Atualmente, o clube acumula R$ 8,5 milhões em dívidas, além de débitos tributários que somam cerca de R$ 2,1 milhões, valores herdados de gestões anteriores e que motivaram o pedido de Recuperação Judicial. Um laudo de constatação prévia foi confeccionado e recomendou a aprovação desse processo.

O laudo, solicitado pelo juiz Uziel Nunes de Oliveira, da Vara Regional de Falências, Recuperação Judicial e Extrajudicial de Jaraguá do Sul, deve auxiliar na decisão positiva para a Recuperação Judicial (RJ). No caso do Metropolitano, um sinal importante de esperança para o futuro do clube.

Na prática, com o deferimento da reestruturação, o Metropolitano poderá desbloquear contas, voltar a receber recursos, buscar novos sócios e patrocinadores e trabalhar com maior controle financeiro.

A decisão de buscar a Recuperação Judicial surgiu como o caminho considerado mais responsável diante do acúmulo de dívidas. Segundo a diretoria atual, a medida permite reorganizar as finanças para reestruturar o clube.

“Quando percebemos que as dívidas do passado foram se acumulando e se tornando processos na Justiça, se tornou inevitável buscar a RJ. (…) a Recuperação Judicial se tornou instrumento de salvação do clube”, conta o presidente, Lucas Zanotto.

24 anos de Metropolitano

  Foto: divulgação/pgcaet/caetstudio

O clube construiu uma trajetória de representatividade dentro e fora do estado, tornando-se o time que mais vezes levou o nome da cidade a competições nacionais, impulsionado por uma de suas principais virtudes: a torcida.

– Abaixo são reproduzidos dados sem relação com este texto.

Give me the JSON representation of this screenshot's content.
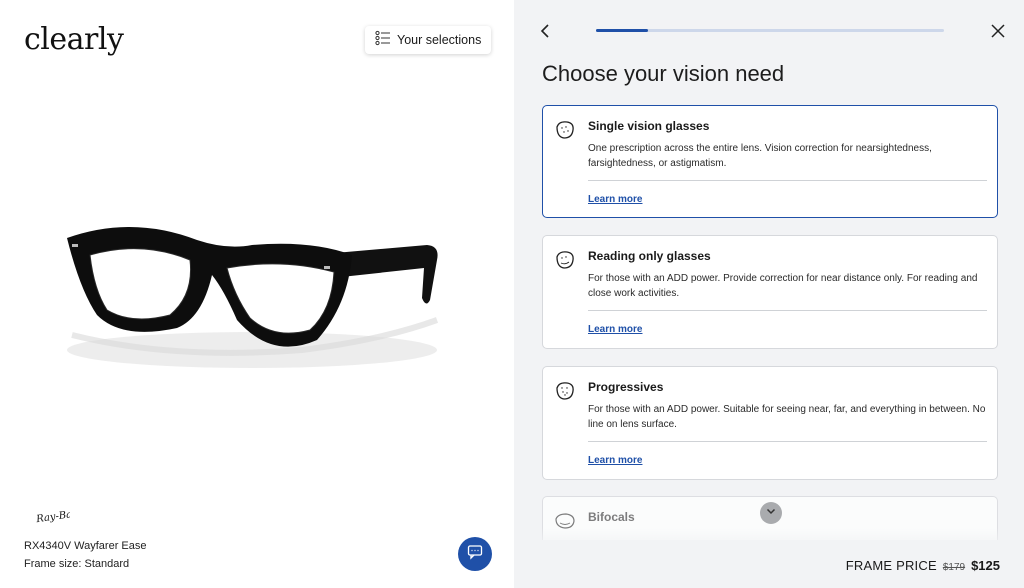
{
  "brand": {
    "logo_text": "clearly"
  },
  "selections_button": {
    "label": "Your selections"
  },
  "product": {
    "brand_logo_text": "Ray-Ban",
    "name": "RX4340V Wayfarer Ease",
    "frame_size": "Frame size: Standard"
  },
  "progress": {
    "fraction": 0.15
  },
  "page_title": "Choose your vision need",
  "options": [
    {
      "title": "Single vision glasses",
      "description": "One prescription across the entire lens. Vision correction for nearsightedness, farsightedness, or astigmatism.",
      "link": "Learn more",
      "selected": true
    },
    {
      "title": "Reading only glasses",
      "description": "For those with an ADD power. Provide correction for near distance only. For reading and close work activities.",
      "link": "Learn more",
      "selected": false
    },
    {
      "title": "Progressives",
      "description": "For those with an ADD power. Suitable for seeing near, far, and everything in between. No line on lens surface.",
      "link": "Learn more",
      "selected": false
    },
    {
      "title": "Bifocals",
      "selected": false
    }
  ],
  "price": {
    "label": "FRAME PRICE",
    "original": "$179",
    "current": "$125"
  },
  "colors": {
    "accent": "#1f50a8",
    "panel_bg": "#f2f3f5"
  }
}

Essa ligação é apontada como o principal fator de sobrevivência do Metropolitano, especialmente neste período de sua história recente. “A torcida foi, provavelmente, a razão de existirmos. Acharam que estávamos à beira da morte”, sustenta Lucas Zanotto.

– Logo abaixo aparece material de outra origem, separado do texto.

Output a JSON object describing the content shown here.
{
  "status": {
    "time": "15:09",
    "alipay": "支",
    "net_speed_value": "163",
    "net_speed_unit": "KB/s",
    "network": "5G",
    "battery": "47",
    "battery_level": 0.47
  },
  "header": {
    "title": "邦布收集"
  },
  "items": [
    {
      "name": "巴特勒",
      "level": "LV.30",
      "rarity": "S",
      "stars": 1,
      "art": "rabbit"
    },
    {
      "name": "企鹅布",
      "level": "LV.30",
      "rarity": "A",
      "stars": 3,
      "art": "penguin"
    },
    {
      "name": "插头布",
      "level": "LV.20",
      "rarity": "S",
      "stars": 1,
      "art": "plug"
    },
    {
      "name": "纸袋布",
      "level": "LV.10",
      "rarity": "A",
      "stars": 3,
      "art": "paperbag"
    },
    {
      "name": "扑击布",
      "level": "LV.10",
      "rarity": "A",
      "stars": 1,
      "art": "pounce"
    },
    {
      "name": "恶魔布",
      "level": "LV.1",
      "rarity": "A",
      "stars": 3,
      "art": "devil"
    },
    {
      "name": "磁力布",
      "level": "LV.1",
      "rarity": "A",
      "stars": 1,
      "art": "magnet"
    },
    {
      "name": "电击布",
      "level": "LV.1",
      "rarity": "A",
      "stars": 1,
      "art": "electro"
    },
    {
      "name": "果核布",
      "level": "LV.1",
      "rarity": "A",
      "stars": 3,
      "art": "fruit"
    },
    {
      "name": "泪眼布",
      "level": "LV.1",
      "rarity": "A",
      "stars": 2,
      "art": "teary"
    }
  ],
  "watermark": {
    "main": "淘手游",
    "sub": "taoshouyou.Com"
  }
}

Em 2025, quando muitos acreditavam que o clube não resistiria, foram justamente os torcedores que provaram o contrário. O apoio manteve o clube vivo, e teve papel decisivo no processo de reconstrução e no protocolo do pedido de Recuperação Judicial.

O Metropolitano olha para trás com orgulho, enfrenta o presente com responsabilidade e projeta o futuro com ambição. Ídolos do passado também reforçam esse sentimento. Rafael Costa, maior artilheiro da história do clube, resume o elo em poucas palavras: “O Metropolitano sempre foi um clube família. Sou muito grato por tudo o que vivi ali e essa torcida, que apoia em qualquer momento, faz toda a diferença”.

A prioridade imediata da diretoria é a consolidação desse processo, paralelamente à montagem do elenco e à preparação para a disputa da Série B do Campeonato Catarinense.